Signed Metadata JWT claims | ||
---|---|---|
iss |
required |
Issuer of the JWT -- unique identifying server URI. This SHALL match the value of a uniformResourceIdentifier entry in the Subject Alternative Name extension of the server's certificate included in the x5c JWT header, and SHALL be equal to the server's {baseURL}
|
sub |
required |
Same as iss .
|
exp |
required |
Expiration time integer for this JWT, expressed in seconds since the "Epoch" (1970-01-01T00:00:00Z UTC).
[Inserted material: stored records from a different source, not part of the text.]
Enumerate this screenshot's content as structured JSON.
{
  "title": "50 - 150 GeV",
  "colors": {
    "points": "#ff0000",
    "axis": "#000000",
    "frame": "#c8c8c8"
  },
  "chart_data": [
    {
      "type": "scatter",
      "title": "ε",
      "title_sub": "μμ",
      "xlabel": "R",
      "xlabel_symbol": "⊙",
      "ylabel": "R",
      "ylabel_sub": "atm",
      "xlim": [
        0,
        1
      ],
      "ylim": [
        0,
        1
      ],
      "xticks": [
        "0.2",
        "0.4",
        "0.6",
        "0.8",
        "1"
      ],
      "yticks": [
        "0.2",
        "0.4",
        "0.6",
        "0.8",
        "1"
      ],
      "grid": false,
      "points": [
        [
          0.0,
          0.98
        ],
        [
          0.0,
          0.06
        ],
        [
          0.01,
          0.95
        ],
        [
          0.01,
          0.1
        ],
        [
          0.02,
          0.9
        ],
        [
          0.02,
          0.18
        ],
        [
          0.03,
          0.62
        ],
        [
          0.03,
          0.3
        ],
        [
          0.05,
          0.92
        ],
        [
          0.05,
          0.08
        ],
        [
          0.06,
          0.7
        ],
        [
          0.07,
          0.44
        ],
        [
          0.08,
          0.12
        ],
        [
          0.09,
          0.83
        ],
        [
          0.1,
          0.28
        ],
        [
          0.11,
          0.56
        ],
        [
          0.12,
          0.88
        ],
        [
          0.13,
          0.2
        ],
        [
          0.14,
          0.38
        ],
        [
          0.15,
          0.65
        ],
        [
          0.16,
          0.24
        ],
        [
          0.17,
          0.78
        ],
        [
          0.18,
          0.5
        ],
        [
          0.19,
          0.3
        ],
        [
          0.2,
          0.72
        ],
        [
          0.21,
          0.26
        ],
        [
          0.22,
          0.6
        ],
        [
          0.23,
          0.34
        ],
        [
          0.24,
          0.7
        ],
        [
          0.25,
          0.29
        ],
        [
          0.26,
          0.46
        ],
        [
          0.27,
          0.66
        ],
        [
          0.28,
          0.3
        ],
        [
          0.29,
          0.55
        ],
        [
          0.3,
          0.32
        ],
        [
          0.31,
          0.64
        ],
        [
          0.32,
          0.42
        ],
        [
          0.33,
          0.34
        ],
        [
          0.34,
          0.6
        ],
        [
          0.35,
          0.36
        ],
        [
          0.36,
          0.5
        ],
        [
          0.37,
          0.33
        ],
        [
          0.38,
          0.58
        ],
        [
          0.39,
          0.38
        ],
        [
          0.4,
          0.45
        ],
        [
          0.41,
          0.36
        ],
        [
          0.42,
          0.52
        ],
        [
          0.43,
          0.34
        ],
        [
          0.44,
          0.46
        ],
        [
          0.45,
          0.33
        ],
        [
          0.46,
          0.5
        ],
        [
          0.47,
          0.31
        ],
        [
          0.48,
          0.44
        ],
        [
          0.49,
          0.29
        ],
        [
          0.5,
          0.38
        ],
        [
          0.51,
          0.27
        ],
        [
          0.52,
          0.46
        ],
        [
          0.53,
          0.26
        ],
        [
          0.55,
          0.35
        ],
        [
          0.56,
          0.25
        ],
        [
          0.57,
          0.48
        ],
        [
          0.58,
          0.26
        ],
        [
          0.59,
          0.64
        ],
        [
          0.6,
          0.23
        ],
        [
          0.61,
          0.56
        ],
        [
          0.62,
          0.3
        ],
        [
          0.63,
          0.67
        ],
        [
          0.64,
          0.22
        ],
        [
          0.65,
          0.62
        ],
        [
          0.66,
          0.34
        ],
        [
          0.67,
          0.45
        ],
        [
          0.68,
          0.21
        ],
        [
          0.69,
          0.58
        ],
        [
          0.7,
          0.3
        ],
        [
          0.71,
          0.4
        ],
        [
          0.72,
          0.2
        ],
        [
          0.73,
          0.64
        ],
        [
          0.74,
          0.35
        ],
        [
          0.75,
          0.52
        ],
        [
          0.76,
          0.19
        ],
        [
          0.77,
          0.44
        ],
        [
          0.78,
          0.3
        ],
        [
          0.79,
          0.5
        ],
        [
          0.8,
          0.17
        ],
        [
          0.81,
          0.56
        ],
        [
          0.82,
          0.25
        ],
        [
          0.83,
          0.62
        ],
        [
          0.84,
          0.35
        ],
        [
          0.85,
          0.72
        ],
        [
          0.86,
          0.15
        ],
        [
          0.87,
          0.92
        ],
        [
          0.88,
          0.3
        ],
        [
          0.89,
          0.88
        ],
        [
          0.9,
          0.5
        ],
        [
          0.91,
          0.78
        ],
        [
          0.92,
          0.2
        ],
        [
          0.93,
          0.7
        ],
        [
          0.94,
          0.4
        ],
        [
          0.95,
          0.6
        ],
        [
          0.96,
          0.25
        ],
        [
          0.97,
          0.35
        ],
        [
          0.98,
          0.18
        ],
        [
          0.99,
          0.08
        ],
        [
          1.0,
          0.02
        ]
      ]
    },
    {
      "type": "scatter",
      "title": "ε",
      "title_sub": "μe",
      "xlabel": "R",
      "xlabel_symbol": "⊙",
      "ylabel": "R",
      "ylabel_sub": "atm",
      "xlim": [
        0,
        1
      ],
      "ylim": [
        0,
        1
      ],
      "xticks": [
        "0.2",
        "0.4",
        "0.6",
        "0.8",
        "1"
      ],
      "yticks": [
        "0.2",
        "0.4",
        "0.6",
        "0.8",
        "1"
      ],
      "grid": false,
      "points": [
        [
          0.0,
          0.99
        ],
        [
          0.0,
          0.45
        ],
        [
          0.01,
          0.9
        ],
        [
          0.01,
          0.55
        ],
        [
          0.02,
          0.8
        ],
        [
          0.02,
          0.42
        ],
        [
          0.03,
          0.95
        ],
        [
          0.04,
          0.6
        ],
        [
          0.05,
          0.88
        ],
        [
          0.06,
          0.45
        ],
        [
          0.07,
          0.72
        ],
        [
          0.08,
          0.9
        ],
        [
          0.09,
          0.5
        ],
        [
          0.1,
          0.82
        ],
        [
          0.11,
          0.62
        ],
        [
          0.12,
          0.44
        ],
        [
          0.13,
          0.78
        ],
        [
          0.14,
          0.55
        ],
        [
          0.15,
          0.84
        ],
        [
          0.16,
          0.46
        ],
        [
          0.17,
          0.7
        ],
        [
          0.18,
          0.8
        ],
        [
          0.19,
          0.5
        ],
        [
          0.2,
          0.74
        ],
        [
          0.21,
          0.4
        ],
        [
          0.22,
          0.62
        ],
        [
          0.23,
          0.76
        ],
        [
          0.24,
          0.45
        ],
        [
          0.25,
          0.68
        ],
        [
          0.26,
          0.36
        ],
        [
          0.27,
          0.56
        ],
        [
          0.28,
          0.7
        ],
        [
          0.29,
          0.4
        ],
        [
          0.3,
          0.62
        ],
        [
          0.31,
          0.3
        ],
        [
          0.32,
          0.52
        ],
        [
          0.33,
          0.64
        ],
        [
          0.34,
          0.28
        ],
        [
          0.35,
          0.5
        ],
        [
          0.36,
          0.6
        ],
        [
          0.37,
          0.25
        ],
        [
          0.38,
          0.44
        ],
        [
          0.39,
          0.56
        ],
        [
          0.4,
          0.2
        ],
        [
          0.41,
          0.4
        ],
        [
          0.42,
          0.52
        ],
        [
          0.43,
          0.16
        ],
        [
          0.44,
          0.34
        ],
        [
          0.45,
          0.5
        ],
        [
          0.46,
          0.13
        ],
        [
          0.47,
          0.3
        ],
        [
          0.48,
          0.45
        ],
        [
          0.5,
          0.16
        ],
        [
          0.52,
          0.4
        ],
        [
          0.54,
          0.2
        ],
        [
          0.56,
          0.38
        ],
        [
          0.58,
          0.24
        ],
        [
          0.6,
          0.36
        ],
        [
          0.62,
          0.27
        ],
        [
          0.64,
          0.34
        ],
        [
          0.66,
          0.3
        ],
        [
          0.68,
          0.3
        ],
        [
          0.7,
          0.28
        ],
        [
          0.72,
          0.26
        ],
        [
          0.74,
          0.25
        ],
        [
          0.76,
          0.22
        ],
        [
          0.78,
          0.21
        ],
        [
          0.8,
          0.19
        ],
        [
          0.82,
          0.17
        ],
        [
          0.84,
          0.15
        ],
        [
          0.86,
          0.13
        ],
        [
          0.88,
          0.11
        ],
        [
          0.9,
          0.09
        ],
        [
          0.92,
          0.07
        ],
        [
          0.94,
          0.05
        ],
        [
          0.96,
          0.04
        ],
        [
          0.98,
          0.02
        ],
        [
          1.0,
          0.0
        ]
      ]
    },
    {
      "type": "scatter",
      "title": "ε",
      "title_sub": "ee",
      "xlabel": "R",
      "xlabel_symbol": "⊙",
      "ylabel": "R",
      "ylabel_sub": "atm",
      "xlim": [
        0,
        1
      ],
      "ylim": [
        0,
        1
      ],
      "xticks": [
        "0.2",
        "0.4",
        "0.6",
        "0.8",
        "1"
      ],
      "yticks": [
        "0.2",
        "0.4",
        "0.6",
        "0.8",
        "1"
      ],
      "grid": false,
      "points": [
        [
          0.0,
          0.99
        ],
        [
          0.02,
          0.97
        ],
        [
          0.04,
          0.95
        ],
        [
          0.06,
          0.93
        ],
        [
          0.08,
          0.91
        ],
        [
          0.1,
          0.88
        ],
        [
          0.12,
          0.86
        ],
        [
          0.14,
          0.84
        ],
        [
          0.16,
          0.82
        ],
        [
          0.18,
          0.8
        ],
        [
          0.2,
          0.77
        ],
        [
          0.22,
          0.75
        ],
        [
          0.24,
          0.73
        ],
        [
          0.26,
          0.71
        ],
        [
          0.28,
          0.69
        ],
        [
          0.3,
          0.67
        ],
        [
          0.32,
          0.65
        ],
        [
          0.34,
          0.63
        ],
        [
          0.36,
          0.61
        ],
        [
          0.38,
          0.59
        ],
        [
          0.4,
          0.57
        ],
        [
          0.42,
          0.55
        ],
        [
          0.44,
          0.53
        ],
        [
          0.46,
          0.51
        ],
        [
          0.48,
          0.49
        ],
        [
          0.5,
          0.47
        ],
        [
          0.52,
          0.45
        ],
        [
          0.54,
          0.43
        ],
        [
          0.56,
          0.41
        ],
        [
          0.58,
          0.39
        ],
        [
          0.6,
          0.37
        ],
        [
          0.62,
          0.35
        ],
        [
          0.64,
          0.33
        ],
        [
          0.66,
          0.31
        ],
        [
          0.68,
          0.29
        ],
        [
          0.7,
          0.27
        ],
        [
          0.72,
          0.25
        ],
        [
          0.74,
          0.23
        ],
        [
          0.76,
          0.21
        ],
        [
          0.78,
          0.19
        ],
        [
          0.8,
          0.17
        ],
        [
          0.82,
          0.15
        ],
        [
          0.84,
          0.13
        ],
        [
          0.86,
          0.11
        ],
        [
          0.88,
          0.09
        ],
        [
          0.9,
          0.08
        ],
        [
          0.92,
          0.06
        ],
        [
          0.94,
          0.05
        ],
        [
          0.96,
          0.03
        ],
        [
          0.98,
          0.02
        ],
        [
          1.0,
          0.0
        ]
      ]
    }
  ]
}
The exp time SHALL be no more than 1 year after the value of the iat claim.
|
iat |
required | Issued time integer for this JWT, expressed in seconds since the "Epoch" |
jti |
required | A nonce string value that uniquely identifies this JWT. See Section 1.2.4 for additional requirements regarding reuse of values. |
authorization_endpoint |
conditional |
A string containing the absolute URL of the server's authorization endpoint, REQUIRED if the authorization_endpoint parameter is included in the unsigned metadata
|
token_endpoint |
required | A string containing the absolute URL of the server's token endpoint |
registration_endpoint |
required | A string containing the absolute URL of the server's registration endpoint |
The client SHALL validate the signed metadata returned by the server as per Section 3 of UDAP Server Metadata.
Note: The use of the signed_metadata
parameter in this guide is intended to align with Section 2.1 of RFC 8414. However, the requirements specified in this section are stricter than the corresponding requirements in RFC 8414.
A server that participates in more than one trust community may be issued different certificates from each community. However, the serialization method used to sign server metadata in the previous section of this guide requires the server to select only one certificate for use in assembling the signed JWT returned for the signed_metadata
element. This can lead to scenarios where a client application might not trust the certificate that was selected by the server, but would have trusted one of the server’s other certificates for a different trust community.
To address this, a client application MAY add the optional query parameter community
to the metadata request URL described in Section 2.1 to indicate that it trusts certificates issued by the community identified by the parameter value. The value of the parameter SHALL be a URI as determined by the trust community for this purpose.
Server support for the community
parameter is optional. If a server supports this parameter and recognizes the URI value, it SHALL select a certificate intended for use within the identified trust community, if it has been issued such a certificate, and use that certificate when generating the signed JWT returned for the signed_metadata
element. If a server supports different UDAP capabilities for different communities, it MAY also return different values for other metadata elements described in Section 2.2 as appropriate for the identified community. If the server does not recognize the community URI or does not have a suitable certificate for the identified community, it MAY return a 204 No Content
response to the metadata request to indicate that no UDAP workflows are supported by server in the context of that community, or it MAY return its default metadata, i.e. the metadata that it would have returned if the community
parameter was not included in the request.
Note: The authors recommend that the client be prepared to handle server metadata signed with a key for a different trust community than expected, regardless if the community parameter was used.